Boone and Crockett officials spent several hours Monday, Jan. 9 scoring the 47-point buck tabbed the “Tennessee Tucker Buck” at the Nashville headquarters of the Tennessee Wildlife Resources Agency. The buck was harvested by 26-year-old Gallatin resident Stephen Tucker.
The deer rack scored 312-3/8 in the Boone and Crockett tabulation. The tabulation was held after 60 days had passed since the original “wet” score indicated the buck was a potential world record. As it stands, the score will break previous mark of 307-5/8 set by then 15-year-old Tony Lovsteun in Albia, Iowa.
Tucker made his harvest from about 40 yards.
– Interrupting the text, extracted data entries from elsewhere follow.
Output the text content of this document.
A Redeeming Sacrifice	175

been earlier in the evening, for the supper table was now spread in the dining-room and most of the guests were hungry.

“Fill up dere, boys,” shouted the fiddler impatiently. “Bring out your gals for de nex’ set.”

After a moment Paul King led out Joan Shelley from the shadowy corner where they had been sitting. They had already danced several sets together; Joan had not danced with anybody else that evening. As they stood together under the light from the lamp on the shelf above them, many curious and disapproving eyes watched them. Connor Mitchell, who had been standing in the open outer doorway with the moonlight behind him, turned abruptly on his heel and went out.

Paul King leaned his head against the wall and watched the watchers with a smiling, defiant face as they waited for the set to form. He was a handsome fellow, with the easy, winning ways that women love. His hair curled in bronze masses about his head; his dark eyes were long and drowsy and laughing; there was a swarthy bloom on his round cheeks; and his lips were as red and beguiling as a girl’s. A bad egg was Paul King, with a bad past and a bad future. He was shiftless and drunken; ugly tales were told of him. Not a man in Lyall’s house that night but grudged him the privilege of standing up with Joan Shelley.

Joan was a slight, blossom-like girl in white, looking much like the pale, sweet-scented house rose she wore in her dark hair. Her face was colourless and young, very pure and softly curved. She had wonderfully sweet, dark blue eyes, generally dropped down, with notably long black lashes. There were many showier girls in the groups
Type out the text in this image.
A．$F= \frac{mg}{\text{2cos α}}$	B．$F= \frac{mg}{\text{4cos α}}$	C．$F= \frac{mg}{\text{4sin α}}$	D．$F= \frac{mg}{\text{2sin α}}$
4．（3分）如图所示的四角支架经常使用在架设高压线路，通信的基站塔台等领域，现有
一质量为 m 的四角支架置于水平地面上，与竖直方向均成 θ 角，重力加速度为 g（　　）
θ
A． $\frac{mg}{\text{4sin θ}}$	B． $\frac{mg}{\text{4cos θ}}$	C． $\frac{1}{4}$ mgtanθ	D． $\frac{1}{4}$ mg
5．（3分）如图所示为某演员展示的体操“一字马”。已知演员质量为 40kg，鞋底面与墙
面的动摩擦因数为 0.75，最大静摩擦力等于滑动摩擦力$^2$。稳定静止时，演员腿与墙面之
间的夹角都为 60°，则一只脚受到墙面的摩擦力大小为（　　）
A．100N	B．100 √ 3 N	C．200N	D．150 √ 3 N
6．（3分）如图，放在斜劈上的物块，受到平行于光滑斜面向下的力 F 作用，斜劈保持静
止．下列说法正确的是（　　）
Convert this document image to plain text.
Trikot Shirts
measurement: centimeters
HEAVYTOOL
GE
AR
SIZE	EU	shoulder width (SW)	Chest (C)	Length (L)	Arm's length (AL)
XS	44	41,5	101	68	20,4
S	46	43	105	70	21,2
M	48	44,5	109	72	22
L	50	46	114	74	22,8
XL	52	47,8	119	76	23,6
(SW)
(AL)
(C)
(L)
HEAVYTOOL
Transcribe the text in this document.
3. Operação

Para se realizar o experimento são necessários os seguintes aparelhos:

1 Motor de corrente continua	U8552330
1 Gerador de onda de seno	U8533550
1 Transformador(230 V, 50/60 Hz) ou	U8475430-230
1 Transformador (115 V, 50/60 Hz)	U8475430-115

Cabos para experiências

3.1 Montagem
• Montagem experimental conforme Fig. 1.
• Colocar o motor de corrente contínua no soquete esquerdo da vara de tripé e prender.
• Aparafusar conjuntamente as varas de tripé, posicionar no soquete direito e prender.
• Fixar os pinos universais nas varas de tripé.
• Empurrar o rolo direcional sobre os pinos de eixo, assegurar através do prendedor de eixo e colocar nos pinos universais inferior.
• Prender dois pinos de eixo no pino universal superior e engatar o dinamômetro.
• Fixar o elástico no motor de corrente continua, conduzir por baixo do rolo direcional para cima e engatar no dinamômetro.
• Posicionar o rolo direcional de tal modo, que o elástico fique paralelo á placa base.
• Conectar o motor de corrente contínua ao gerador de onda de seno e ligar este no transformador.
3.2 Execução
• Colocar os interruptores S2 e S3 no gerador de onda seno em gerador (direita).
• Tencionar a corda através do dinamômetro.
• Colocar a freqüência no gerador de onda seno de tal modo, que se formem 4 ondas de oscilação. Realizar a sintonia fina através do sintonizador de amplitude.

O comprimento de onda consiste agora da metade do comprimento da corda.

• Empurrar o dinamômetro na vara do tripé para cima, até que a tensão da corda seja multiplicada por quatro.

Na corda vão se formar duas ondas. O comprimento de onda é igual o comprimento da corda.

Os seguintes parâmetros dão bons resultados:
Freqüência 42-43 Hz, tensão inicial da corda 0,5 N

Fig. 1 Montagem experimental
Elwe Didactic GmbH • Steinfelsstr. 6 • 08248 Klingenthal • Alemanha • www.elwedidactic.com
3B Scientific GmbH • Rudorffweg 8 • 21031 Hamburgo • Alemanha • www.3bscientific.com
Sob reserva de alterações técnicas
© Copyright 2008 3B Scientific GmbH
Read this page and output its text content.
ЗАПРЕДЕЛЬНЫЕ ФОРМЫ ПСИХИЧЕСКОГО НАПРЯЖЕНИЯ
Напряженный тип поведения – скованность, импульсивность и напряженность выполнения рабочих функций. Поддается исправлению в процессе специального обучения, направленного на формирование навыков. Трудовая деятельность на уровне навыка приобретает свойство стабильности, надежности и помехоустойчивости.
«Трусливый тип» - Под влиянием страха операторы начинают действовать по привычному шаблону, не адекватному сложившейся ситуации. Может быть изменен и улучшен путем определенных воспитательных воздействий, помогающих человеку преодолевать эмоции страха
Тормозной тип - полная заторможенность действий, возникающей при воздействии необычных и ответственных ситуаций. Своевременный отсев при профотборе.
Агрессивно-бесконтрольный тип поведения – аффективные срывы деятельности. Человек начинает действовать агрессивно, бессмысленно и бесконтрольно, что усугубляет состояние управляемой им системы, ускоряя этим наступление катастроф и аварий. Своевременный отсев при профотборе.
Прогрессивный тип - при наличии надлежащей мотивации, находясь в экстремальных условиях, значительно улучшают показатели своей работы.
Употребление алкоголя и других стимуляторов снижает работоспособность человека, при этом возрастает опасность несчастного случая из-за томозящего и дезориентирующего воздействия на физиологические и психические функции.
It came on a land that his family has leased to farm for the past 40 years.
“I have truly been blessed and I am very thankful,” Tucker said after learning the rack’s score. “I have had a lot of phones calls and questions and have tried to be patient waiting through the process. I am very appreciative to my family, friends, and the TWRA, especially Capt. Dale Grandstaff, who has led me through the process. I believe he has been as excited about it as I have.”
TWRA executive director Ed Carter was present at the announcement of the pending world record harvest. “I am so proud that a pending world record harvest has come from Tennessee, obviously, Carter said. “Just to know we have an official world record, at least it is pending, in Tennessee means a lot to a lot of people.”
The certification process will now await another step as a pending world record. Another panel of Boone and Crockett scorers will again take measurements at the awards banquet in 2019.